Dann ist da das Sublime: die Fotos von »komorebi« – Licht, das durch die Blätter eines Baumes gefiltert wird –, die er jeden Tag mit seiner analogen Kamera macht; die alten Musikkassetten, die den Soundtrack seines Lebens bilden; die Bonsais in seiner Wohnung, die er so sorgfältig pflegt; die Literatur, die er liest, bevor er seine Matratze ausklappt, um sich vor dem nächsten Arbeitstag auszuruhen.
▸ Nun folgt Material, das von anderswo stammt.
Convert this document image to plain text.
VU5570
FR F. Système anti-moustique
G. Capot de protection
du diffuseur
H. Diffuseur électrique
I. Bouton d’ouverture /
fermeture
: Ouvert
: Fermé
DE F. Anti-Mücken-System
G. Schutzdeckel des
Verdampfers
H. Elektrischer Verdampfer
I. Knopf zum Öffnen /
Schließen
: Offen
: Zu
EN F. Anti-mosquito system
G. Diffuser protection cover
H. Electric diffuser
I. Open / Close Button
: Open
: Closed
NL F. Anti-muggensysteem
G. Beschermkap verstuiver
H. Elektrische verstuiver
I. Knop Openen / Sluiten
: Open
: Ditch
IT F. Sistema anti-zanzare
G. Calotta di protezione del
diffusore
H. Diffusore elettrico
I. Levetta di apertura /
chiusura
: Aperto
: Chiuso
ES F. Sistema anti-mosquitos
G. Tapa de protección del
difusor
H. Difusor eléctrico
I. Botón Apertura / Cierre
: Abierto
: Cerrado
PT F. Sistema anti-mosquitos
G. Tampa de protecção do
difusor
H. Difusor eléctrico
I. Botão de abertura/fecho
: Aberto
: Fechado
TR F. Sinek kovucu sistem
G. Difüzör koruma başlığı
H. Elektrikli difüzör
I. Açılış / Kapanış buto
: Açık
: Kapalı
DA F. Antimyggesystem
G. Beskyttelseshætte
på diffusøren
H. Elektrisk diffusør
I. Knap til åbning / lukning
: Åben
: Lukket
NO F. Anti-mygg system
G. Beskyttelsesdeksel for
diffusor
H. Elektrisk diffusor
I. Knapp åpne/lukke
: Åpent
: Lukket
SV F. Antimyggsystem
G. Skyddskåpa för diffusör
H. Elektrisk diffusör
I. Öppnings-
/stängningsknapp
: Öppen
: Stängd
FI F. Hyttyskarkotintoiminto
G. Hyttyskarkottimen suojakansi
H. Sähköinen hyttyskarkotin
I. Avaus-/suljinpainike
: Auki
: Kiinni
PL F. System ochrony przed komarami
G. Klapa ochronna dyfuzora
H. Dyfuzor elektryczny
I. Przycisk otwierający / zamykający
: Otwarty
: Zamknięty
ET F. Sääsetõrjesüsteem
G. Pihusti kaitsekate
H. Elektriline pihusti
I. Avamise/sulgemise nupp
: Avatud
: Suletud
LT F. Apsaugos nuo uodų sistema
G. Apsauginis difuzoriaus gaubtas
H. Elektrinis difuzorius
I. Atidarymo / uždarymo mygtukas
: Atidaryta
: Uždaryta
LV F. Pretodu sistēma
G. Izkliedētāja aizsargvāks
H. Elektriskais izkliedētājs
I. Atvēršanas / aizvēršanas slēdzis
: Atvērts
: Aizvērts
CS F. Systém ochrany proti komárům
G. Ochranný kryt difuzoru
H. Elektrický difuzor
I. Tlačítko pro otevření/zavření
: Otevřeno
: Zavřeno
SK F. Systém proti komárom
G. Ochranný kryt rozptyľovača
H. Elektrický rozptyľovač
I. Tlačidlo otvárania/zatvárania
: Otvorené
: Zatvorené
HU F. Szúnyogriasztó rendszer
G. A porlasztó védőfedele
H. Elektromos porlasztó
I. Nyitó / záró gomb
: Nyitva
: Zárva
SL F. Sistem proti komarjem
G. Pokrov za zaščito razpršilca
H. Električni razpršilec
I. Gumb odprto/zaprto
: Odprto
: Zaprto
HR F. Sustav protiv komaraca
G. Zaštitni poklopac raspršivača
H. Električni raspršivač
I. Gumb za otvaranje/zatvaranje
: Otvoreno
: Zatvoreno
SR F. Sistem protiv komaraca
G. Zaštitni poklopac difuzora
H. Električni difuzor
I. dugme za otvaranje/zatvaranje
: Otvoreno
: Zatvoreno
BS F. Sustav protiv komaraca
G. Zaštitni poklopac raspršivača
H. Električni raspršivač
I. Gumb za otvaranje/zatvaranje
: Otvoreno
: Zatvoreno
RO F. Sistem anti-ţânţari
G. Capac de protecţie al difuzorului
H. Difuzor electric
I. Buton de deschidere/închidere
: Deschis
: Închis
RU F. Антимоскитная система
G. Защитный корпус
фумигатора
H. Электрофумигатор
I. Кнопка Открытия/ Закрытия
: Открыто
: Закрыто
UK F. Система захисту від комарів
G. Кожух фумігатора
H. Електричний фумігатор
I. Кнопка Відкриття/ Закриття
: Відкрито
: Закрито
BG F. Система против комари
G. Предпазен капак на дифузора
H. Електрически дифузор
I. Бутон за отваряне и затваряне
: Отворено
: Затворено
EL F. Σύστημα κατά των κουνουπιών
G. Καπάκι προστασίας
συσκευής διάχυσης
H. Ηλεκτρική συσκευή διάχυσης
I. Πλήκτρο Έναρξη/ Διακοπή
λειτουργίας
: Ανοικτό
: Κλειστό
Wir erleben drei solcher Tage im Leben von Hirayama, exquisit gespielt von Koji Yakusho. Drei in sich abgeschlossene, repetitive und schöne Tage einer Existenz, die von Einfachheit und Vertrautheit geprägt ist. Das erste Drittel des Films ähnelt dabei einer Dokumentation. Wenders war tatsächlich ursprünglich eingeladen worden, um Kurzfilme über die öffentlichen Toiletten Tokios, die Hirayama reinigt, zu produzieren.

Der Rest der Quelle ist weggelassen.